RE: [PATCH V4 05/18] iommu/ioasid: Redefine IOASID set and allocation APIs

From: Tian, Kevin
Date: Fri Apr 02 2021 - 03:30:36 EST


> From: Jason Gunthorpe <jgg@xxxxxxxxxx>
> Sent: Friday, April 2, 2021 12:04 AM
>
> On Thu, Apr 01, 2021 at 02:08:17PM +0000, Liu, Yi L wrote:
>
> > DMA page faults are delivered to root-complex via page request message
> and
> > it is per-device according to PCIe spec. Page request handling flow is:
> >
> > 1) iommu driver receives a page request from device
> > 2) iommu driver parses the page request message. Get the RID,PASID,
> faulted
> > page and requested permissions etc.
> > 3) iommu driver triggers fault handler registered by device driver with
> > iommu_report_device_fault()
>
> This seems confused.
>
> The PASID should define how to handle the page fault, not the driver.
>
> I don't remember any device specific actions in ATS, so what is the
> driver supposed to do?
>
> > 4) device driver's fault handler signals an event FD to notify userspace to
> > fetch the information about the page fault.
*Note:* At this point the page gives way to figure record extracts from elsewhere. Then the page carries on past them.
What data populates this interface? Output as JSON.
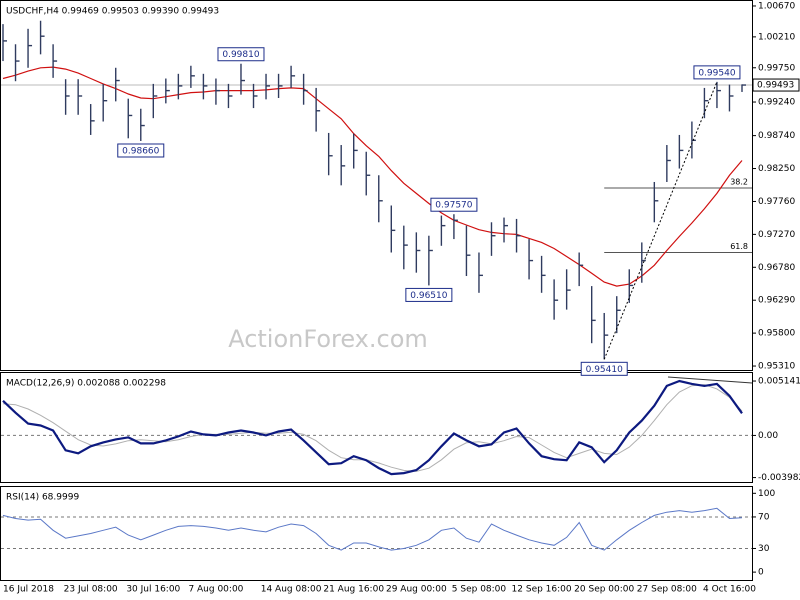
{
  "chart_data": [
    {
      "type": "ohlc",
      "title": "USDCHF,H4  0.99469 0.99503 0.99390 0.99493",
      "watermark": "ActionForex.com",
      "color": "#2f3b5f",
      "categories": [
        "16 Jul 2018",
        null,
        null,
        null,
        null,
        null,
        null,
        "23 Jul 08:00",
        null,
        null,
        null,
        null,
        "30 Jul 16:00",
        null,
        null,
        null,
        null,
        "7 Aug 00:00",
        null,
        null,
        null,
        null,
        null,
        "14 Aug 08:00",
        null,
        null,
        null,
        null,
        "21 Aug 16:00",
        null,
        null,
        null,
        null,
        "29 Aug 00:00",
        null,
        null,
        null,
        null,
        "5 Sep 08:00",
        null,
        null,
        null,
        null,
        "12 Sep 16:00",
        null,
        null,
        null,
        null,
        "20 Sep 00:00",
        null,
        null,
        null,
        null,
        "27 Sep 08:00",
        null,
        null,
        null,
        null,
        "4 Oct 16:00",
        null
      ],
      "high": [
        1.004,
        1.001,
        1.0033,
        1.0045,
        1.001,
        0.9958,
        0.9958,
        0.9921,
        0.9951,
        0.9975,
        0.9929,
        0.9914,
        0.9951,
        0.9959,
        0.9966,
        0.9978,
        0.9966,
        0.9959,
        0.9951,
        0.9981,
        0.9951,
        0.9966,
        0.9966,
        0.9978,
        0.9966,
        0.9945,
        0.9878,
        0.986,
        0.9877,
        0.985,
        0.9815,
        0.977,
        0.974,
        0.973,
        0.9725,
        0.9755,
        0.9757,
        0.974,
        0.97,
        0.9745,
        0.9752,
        0.975,
        0.972,
        0.9695,
        0.966,
        0.9675,
        0.97,
        0.965,
        0.961,
        0.9635,
        0.9675,
        0.9715,
        0.9805,
        0.986,
        0.9875,
        0.9895,
        0.9945,
        0.9954,
        0.995,
        0.99503
      ],
      "low": [
        0.9985,
        0.9955,
        0.9975,
        0.9995,
        0.996,
        0.9905,
        0.9905,
        0.9875,
        0.9895,
        0.9925,
        0.987,
        0.9866,
        0.99,
        0.9922,
        0.9928,
        0.9945,
        0.9928,
        0.992,
        0.9915,
        0.9935,
        0.9915,
        0.9928,
        0.993,
        0.9945,
        0.992,
        0.988,
        0.9815,
        0.98,
        0.9825,
        0.9785,
        0.9745,
        0.97,
        0.9675,
        0.967,
        0.9651,
        0.971,
        0.972,
        0.9665,
        0.964,
        0.9695,
        0.9715,
        0.97,
        0.966,
        0.964,
        0.96,
        0.9615,
        0.965,
        0.9565,
        0.9541,
        0.958,
        0.9625,
        0.9655,
        0.9745,
        0.9805,
        0.9825,
        0.984,
        0.99,
        0.9915,
        0.991,
        0.9939
      ],
      "close": [
        1.0015,
        0.9985,
        1.0008,
        1.0022,
        0.9985,
        0.9933,
        0.9933,
        0.9896,
        0.9926,
        0.9956,
        0.9904,
        0.9889,
        0.9933,
        0.9941,
        0.9948,
        0.9963,
        0.9948,
        0.9941,
        0.9933,
        0.9956,
        0.9933,
        0.9948,
        0.9948,
        0.9963,
        0.9941,
        0.9911,
        0.9844,
        0.9829,
        0.9852,
        0.9815,
        0.9777,
        0.9733,
        0.9711,
        0.9703,
        0.9703,
        0.974,
        0.9748,
        0.9696,
        0.9666,
        0.9725,
        0.974,
        0.9725,
        0.9688,
        0.9666,
        0.9629,
        0.9644,
        0.9681,
        0.9599,
        0.9577,
        0.9614,
        0.9651,
        0.9688,
        0.9777,
        0.9837,
        0.9852,
        0.9867,
        0.9926,
        0.9941,
        0.9933,
        0.99493
      ],
      "ma": {
        "color": "#d01010",
        "values": [
          0.9959,
          0.9964,
          0.997,
          0.9975,
          0.9976,
          0.9973,
          0.9967,
          0.9959,
          0.9951,
          0.9944,
          0.9936,
          0.993,
          0.9929,
          0.9932,
          0.9935,
          0.9938,
          0.9939,
          0.9941,
          0.9941,
          0.9941,
          0.9941,
          0.9942,
          0.9944,
          0.9945,
          0.9944,
          0.9929,
          0.9914,
          0.9899,
          0.9877,
          0.9859,
          0.9843,
          0.9822,
          0.9803,
          0.9788,
          0.9773,
          0.9759,
          0.9748,
          0.9741,
          0.9734,
          0.973,
          0.9728,
          0.9727,
          0.9721,
          0.9715,
          0.9706,
          0.9694,
          0.9682,
          0.9669,
          0.9656,
          0.965,
          0.9653,
          0.9665,
          0.9681,
          0.9703,
          0.9724,
          0.9744,
          0.9765,
          0.9788,
          0.9815,
          0.9837
        ]
      },
      "ylim": [
        0.95251,
        1.00744
      ],
      "yticks": [
        {
          "value": 1.0067,
          "label": "1.00670"
        },
        {
          "value": 1.0021,
          "label": "1.00210"
        },
        {
          "value": 0.9975,
          "label": "0.99750"
        },
        {
          "value": 0.9924,
          "label": "0.99240"
        },
        {
          "value": 0.9874,
          "label": "0.98740"
        },
        {
          "value": 0.9825,
          "label": "0.98250"
        },
        {
          "value": 0.9776,
          "label": "0.97760"
        },
        {
          "value": 0.9727,
          "label": "0.97270"
        },
        {
          "value": 0.9678,
          "label": "0.96780"
        },
        {
          "value": 0.9629,
          "label": "0.96290"
        },
        {
          "value": 0.958,
          "label": "0.95800"
        },
        {
          "value": 0.9531,
          "label": "0.95310"
        }
      ],
      "last": {
        "value": 0.99493,
        "label": "0.99493"
      },
      "annotations": [
        {
          "value": 0.9866,
          "label": "0.98660"
        },
        {
          "value": 0.9981,
          "label": "0.99810"
        },
        {
          "value": 0.9651,
          "label": "0.96510"
        },
        {
          "value": 0.9757,
          "label": "0.97570"
        },
        {
          "value": 0.9541,
          "label": "0.95410"
        },
        {
          "value": 0.9954,
          "label": "0.99540"
        }
      ],
      "levels": [
        {
          "value": 0.9796,
          "label": "38.2"
        },
        {
          "value": 0.97,
          "label": "61.8"
        }
      ]
    },
    {
      "type": "line",
      "title": "MACD(12,26,9)  0.002088  0.002298",
      "series": [
        {
          "color": "#0d1a80",
          "values": [
            0.003276,
            0.002153,
            0.001123,
            0.000936,
            0.000468,
            -0.001404,
            -0.001685,
            -0.00103,
            -0.000655,
            -0.000374,
            -0.000187,
            -0.000749,
            -0.000749,
            -0.000468,
            -9.4e-05,
            0.000374,
            9.4e-05,
            0,
            0.000281,
            0.000468,
            0.000281,
            0,
            0.000374,
            0.000562,
            -0.000468,
            -0.001591,
            -0.002714,
            -0.002621,
            -0.001966,
            -0.00234,
            -0.003089,
            -0.00365,
            -0.003557,
            -0.003276,
            -0.00234,
            -0.00103,
            0.000187,
            -0.000468,
            -0.00103,
            -0.000842,
            0.000281,
            0.000655,
            -0.000749,
            -0.001966,
            -0.002246,
            -0.00234,
            -0.000655,
            -0.001123,
            -0.002527,
            -0.001404,
            0.000281,
            0.001404,
            0.002808,
            0.00468,
            0.005141,
            0.004867,
            0.00468,
            0.004867,
            0.003744,
            0.002088
          ]
        },
        {
          "color": "#b0b0b0",
          "values": [
            0.003,
            0.0029,
            0.0025,
            0.0019,
            0.0012,
            0.0004,
            -0.0004,
            -0.0009,
            -0.001,
            -0.0008,
            -0.0005,
            -0.0004,
            -0.0005,
            -0.0006,
            -0.0004,
            -0.0001,
            0.0001,
            0.0001,
            0.0001,
            0.0002,
            0.0003,
            0.0002,
            0.0002,
            0.0003,
            0.0001,
            -0.0005,
            -0.0014,
            -0.0021,
            -0.0023,
            -0.0023,
            -0.0026,
            -0.003,
            -0.0033,
            -0.0034,
            -0.0031,
            -0.0023,
            -0.0013,
            -0.0007,
            -0.0006,
            -0.0008,
            -0.0005,
            -0.0001,
            -0.0002,
            -0.0009,
            -0.0016,
            -0.0021,
            -0.0017,
            -0.0013,
            -0.0017,
            -0.0018,
            -0.0011,
            0,
            0.0014,
            0.0029,
            0.0041,
            0.0047,
            0.0048,
            0.0044,
            0.0036,
            0.002298
          ]
        }
      ],
      "ylim": [
        -0.0044,
        0.0059
      ],
      "yticks": [
        0.005141,
        {
          "value": 0,
          "label": "0.00"
        },
        -0.003982
      ],
      "levels": [
        0
      ]
    },
    {
      "type": "line",
      "title": "RSI(14) 68.9999",
      "color": "#5b78c7",
      "values": [
        72,
        68,
        66,
        67,
        53,
        43,
        46,
        49,
        53,
        57,
        47,
        41,
        47,
        53,
        58,
        59,
        58,
        56,
        53,
        56,
        53,
        51,
        57,
        61,
        59,
        49,
        34,
        28,
        37,
        37,
        32,
        28,
        30,
        34,
        41,
        53,
        56,
        43,
        38,
        61,
        53,
        47,
        41,
        37,
        34,
        44,
        63,
        34,
        28,
        41,
        53,
        63,
        72,
        76,
        78,
        76,
        78,
        81,
        68,
        68.9999
      ],
      "ylim": [
        -10,
        108
      ],
      "yticks": [
        100,
        70,
        30,
        0
      ],
      "levels": [
        70,
        30
      ]
    }
  ]
}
If it's VM case, inject the
> > page fault to VM and let guest to solve it.
>
> If the PASID is set to 'report page fault to userspace' then some
> event should come out of /dev/ioasid, or be reported to a linked
> eventfd, or whatever.
>
> If the PASID is set to 'SVM' then the fault should be passed to
> handle_mm_fault
>
> And so on.
>
> Userspace chooses what happens based on how they configure the PASID
> through /dev/ioasid.
>
> Why would a device driver get involved here?
>
> > Eric has sent below series for the page fault reporting for VM with passthru
> > device.
> > https://lore.kernel.org/kvm/20210223210625.604517-5-
> eric.auger@xxxxxxxxxx/
>
> It certainly should not be in vfio pci. Everything using a PASID needs
> this infrastructure, VDPA, mdev, PCI, CXL, etc.
>

This touches an interesting fact:

The fault may be triggered in either 1st-level or 2nd-level page table,
when nested translation is enabled (in vSVA case). The 1st-level is bound
by the user space, which therefore needs to receive the fault event. The
2nd-level is managed by VFIO (or vDPA), which needs to fix the fault in
kernel (e.g. find HVA per faulting GPA, call handle_mm_fault and map
GPA->HPA to IOMMU). Yi's current proposal lets VFIO to register the
device fault handler, which then forward the event through /dev/ioasid
to userspace only if it is a 1st-level fault. Are you suggesting a pgtable-
centric fault reporting mechanism to separate handlers in each level,
i.e. letting VFIO register handler only for 2nd-level fault and then /dev/
ioasid register handler for 1st-level fault?

Thanks
Kevin